Straton was introduced to climbing through her friend Emmeline Lewis Lloyd, with whom she travelled throughout the Alps and Pyrenees on hiking and climbing expeditions in the 1860s–70s. One of their first climbs was an attempt on the Matterhorn in 1869. In 1870 they became one of the first women to climb Monte Viso and the following year did make the first ascent of Aiguille du Moine. When Lewis-Lloyd retired from climbing in 1873, Straton climbed with Jean Charlet, a French mountain guide from Chamonix who had accompanied her and Lewis-Lloyd on their previous expeditions.

Straton and Charlet climbed together for twenty years and eventually married. Some of the ascents they made together included the Aiguille du Midi, the Aiguille de Blaitière, the Dents du Midi, and the Dom. In 1875 they made the first ascent of a peak on the Aiguille de Triolet, which Charlet named Pointe Isabella. This peak actually has two summits joined by a small ridge. The northern peak in 3761 m high and is the usual one that is climbed. They climbed a new peak in the Aiguilles Rouges in 1881, which they named Pointe de la Persévérance in honour of "the perseverance that they had shown before they had dared to confess their affection for one another".

Straton climbed Mont Blanc four times.

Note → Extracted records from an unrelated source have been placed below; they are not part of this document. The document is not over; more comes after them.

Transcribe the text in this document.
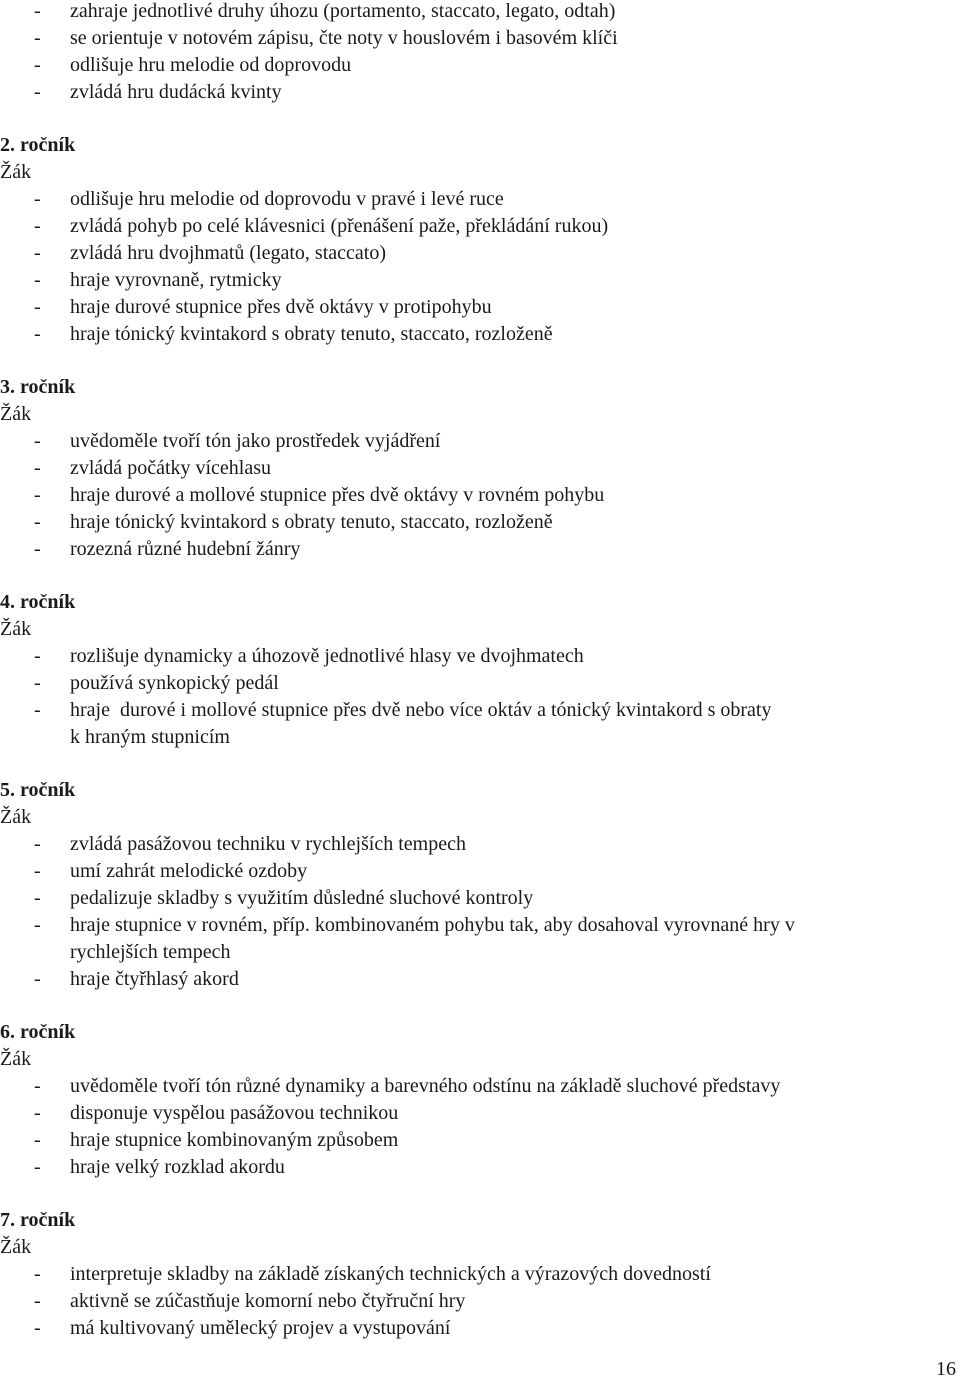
- zahraje jednotlivé druhy úhozu (portamento, staccato, legato, odtah)
- se orientuje v notovém zápisu, čte noty v houslovém i basovém klíči
- odlišuje hru melodie od doprovodu
- zvládá hru dudácká kvinty
2. ročník
Žák
- odlišuje hru melodie od doprovodu v pravé i levé ruce
- zvládá pohyb po celé klávesnici (přenášení paže, překládání rukou)
- zvládá hru dvojhmatů (legato, staccato)
- hraje vyrovnaně, rytmicky
- hraje durové stupnice přes dvě oktávy v protipohybu
- hraje tónický kvintakord s obraty tenuto, staccato, rozloženě
3. ročník
Žák
- uvědoměle tvoří tón jako prostředek vyjádření
- zvládá počátky vícehlasu
- hraje durové a mollové stupnice přes dvě oktávy v rovném pohybu
- hraje tónický kvintakord s obraty tenuto, staccato, rozloženě
- rozezná různé hudební žánry
4. ročník
Žák
- rozlišuje dynamicky a úhozově jednotlivé hlasy ve dvojhmatech
- používá synkopický pedál
- hraje  durové i mollové stupnice přes dvě nebo více oktáv a tónický kvintakord s obraty
k hraným stupnicím
5. ročník
Žák
- zvládá pasážovou techniku v rychlejších tempech
- umí zahrát melodické ozdoby
- pedalizuje skladby s využitím důsledné sluchové kontroly
- hraje stupnice v rovném, příp. kombinovaném pohybu tak, aby dosahoval vyrovnané hry v
rychlejších tempech
- hraje čtyřhlasý akord
6. ročník
Žák
- uvědoměle tvoří tón různé dynamiky a barevného odstínu na základě sluchové představy
- disponuje vyspělou pasážovou technikou
- hraje stupnice kombinovaným způsobem
- hraje velký rozklad akordu
7. ročník
Žák
- interpretuje skladby na základě získaných technických a výrazových dovedností
- aktivně se zúčastňuje komorní nebo čtyřruční hry
- má kultivovaný umělecký projev a vystupování
16
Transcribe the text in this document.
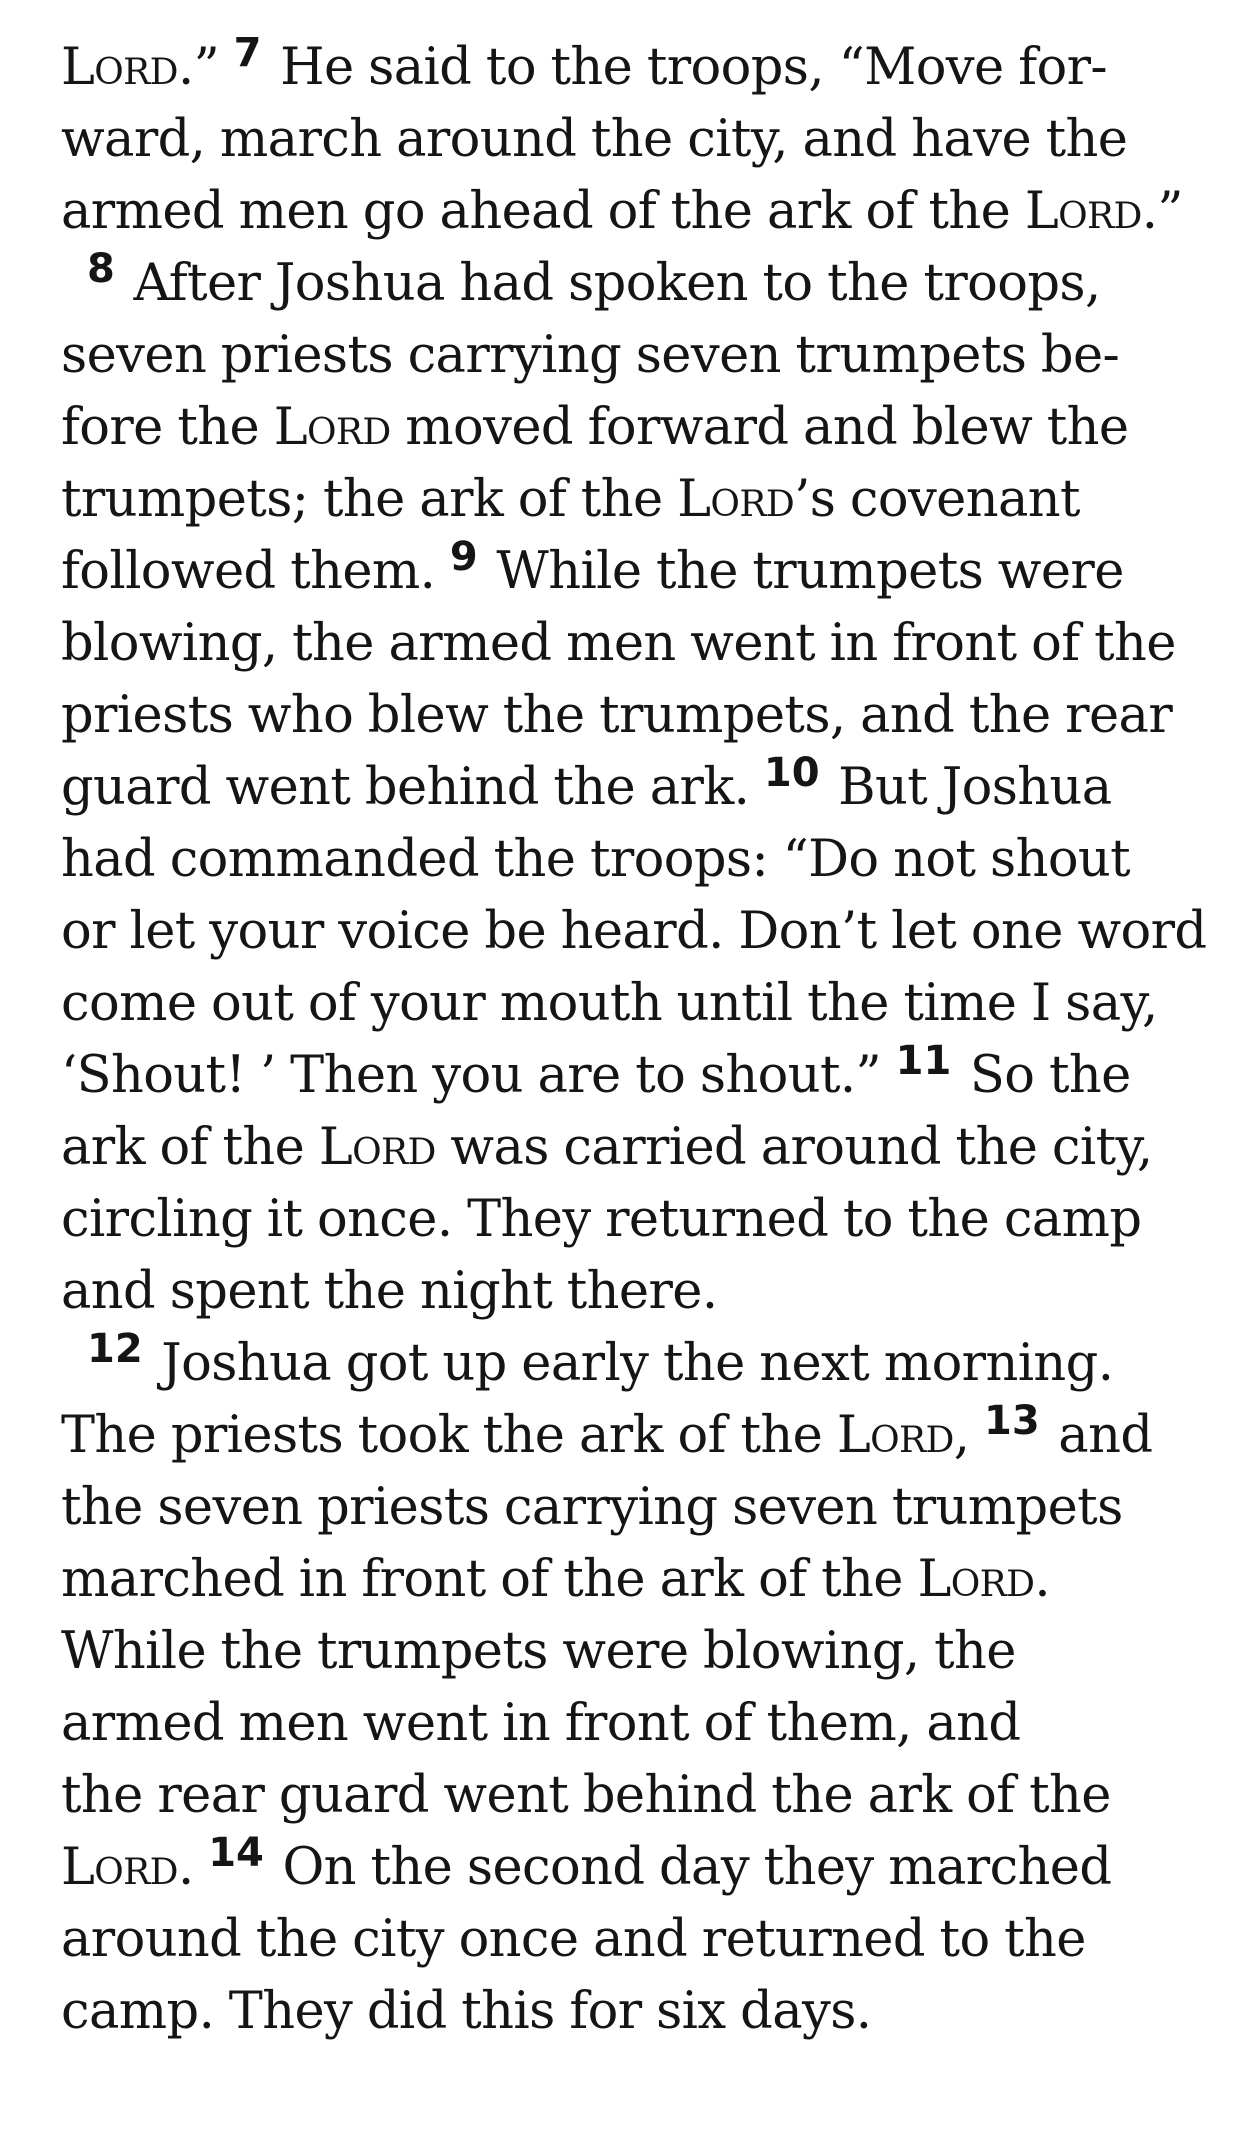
Lord.” $^7$ He said to the troops, “Move for-
ward, march around the city, and have the
armed men go ahead of the ark of the Lord.”
$^8$ After Joshua had spoken to the troops,
seven priests carrying seven trumpets be-
fore the Lord moved forward and blew the
trumpets; the ark of the Lord’s covenant
followed them. $^9$ While the trumpets were
blowing, the armed men went in front of the
priests who blew the trumpets, and the rear
guard went behind the ark. $^{10}$ But Joshua
had commanded the troops: “Do not shout
or let your voice be heard. Don’t let one word
come out of your mouth until the time I say,
‘Shout! ’ Then you are to shout.” $^{11}$ So the
ark of the Lord was carried around the city,
circling it once. They returned to the camp
and spent the night there.
$^{12}$ Joshua got up early the next morning.
The priests took the ark of the Lord, $^{13}$ and
the seven priests carrying seven trumpets
marched in front of the ark of the Lord.
While the trumpets were blowing, the
armed men went in front of them, and
the rear guard went behind the ark of the
Lord. $^{14}$ On the second day they marched
around the city once and returned to the
camp. They did this for six days.
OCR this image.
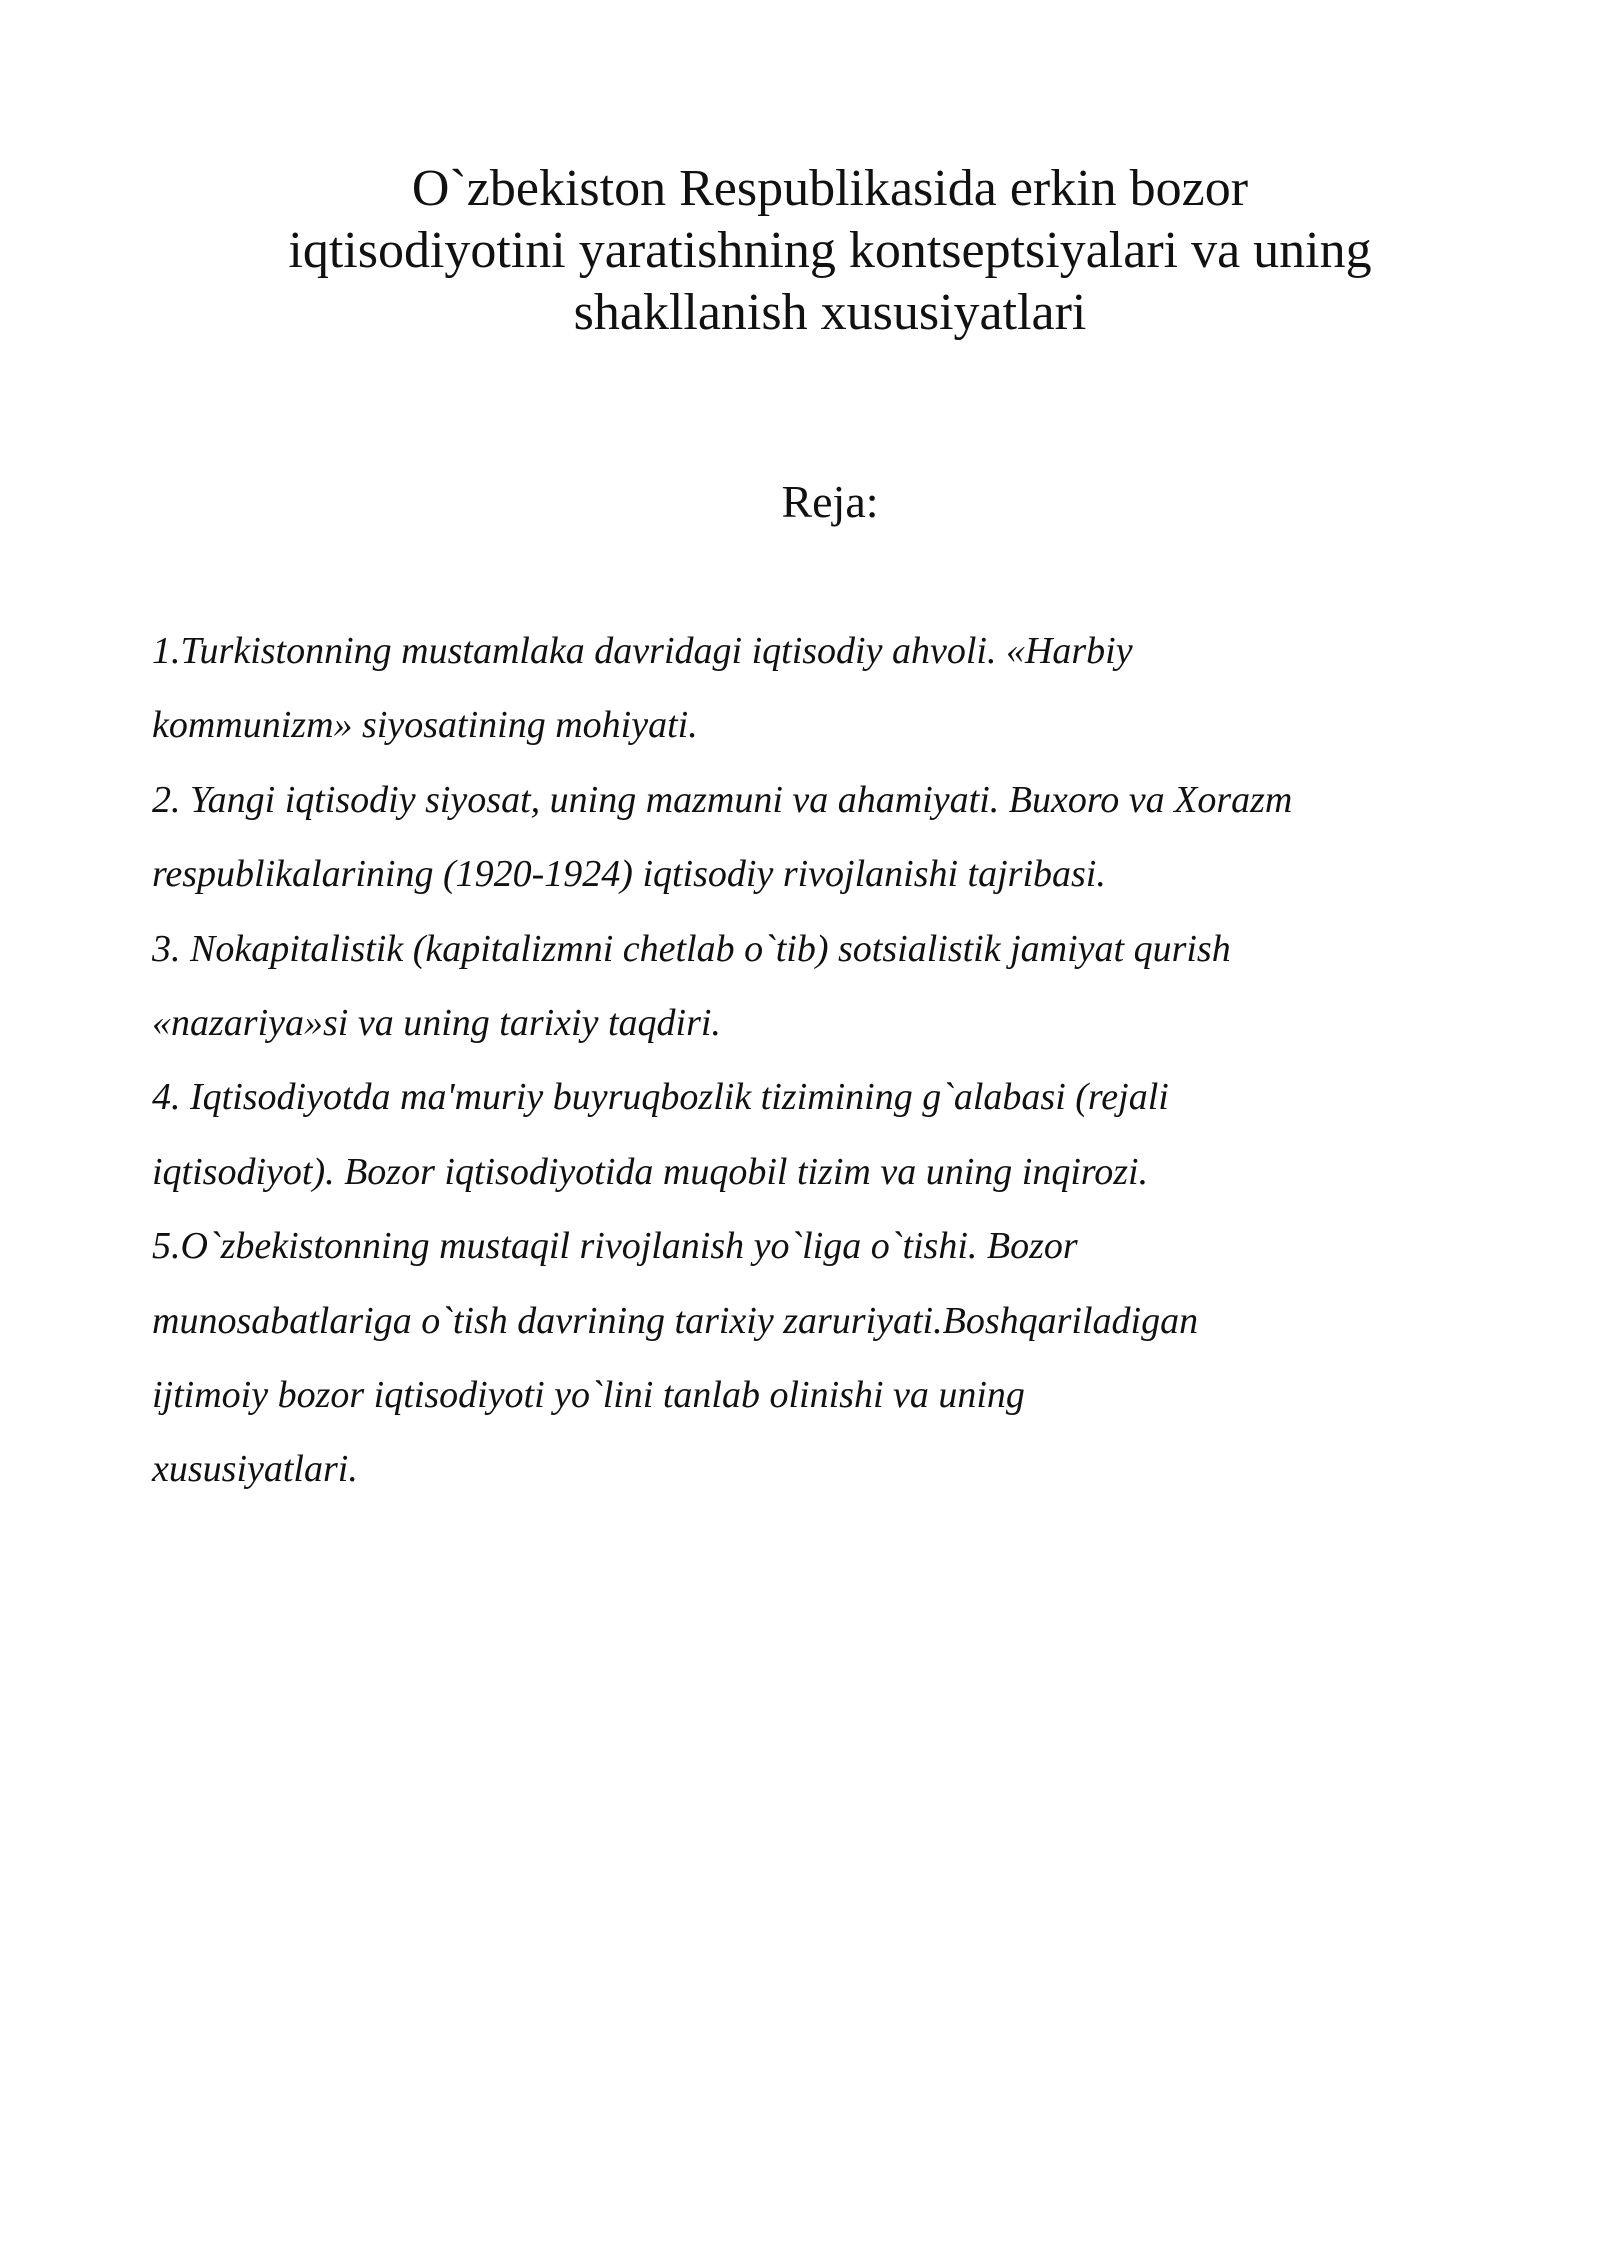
O`zbekiston Respublikasida erkin bozor
iqtisodiyotini yaratishning kontseptsiyalari va uning
shakllanish xususiyatlari
Reja:
1.Turkistonning mustamlaka davridagi iqtisodiy ahvoli. «Harbiy
kommunizm» siyosatining mohiyati.
2. Yangi iqtisodiy siyosat, uning mazmuni va ahamiyati. Buxoro va Xorazm
respublikalarining (1920-1924) iqtisodiy rivojlanishi tajribasi.
3. Nokapitalistik (kapitalizmni chetlab o`tib) sotsialistik jamiyat qurish
«nazariya»si va uning tarixiy taqdiri.
4. Iqtisodiyotda ma'muriy buyruqbozlik tizimining g`alabasi (rejali
iqtisodiyot). Bozor iqtisodiyotida muqobil tizim va uning inqirozi.
5.O`zbekistonning mustaqil rivojlanish yo`liga o`tishi. Bozor
munosabatlariga o`tish davrining tarixiy zaruriyati.Boshqariladigan
ijtimoiy bozor iqtisodiyoti yo`lini tanlab olinishi va uning
xususiyatlari.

This included the first winter ascent in January 1876, accompanied by Charlet and Sylvain Couttet. This feat was published in local and foreign newspapers which turned Straton into a climbing celebrity.

===Personal life===
Straton and Charlet married in November 1876, both adopting the surname Charlet-Straton, and settled in Argentière, Chamonix. They had two sons whom they encouraged to take up climbing; one climbed Mont Blanc at the age of thirteen and the other at eleven. One of their sons, Robert, was killed in World War I in 1915. Straton died in 1918 in La Roche-sur-Foron, Haute Savoie, and was buried in Argentière. When Straton and Charlet's grandchildren opened a hotel in Chamonix, they named it Pointe Isabelle in memory of Straton.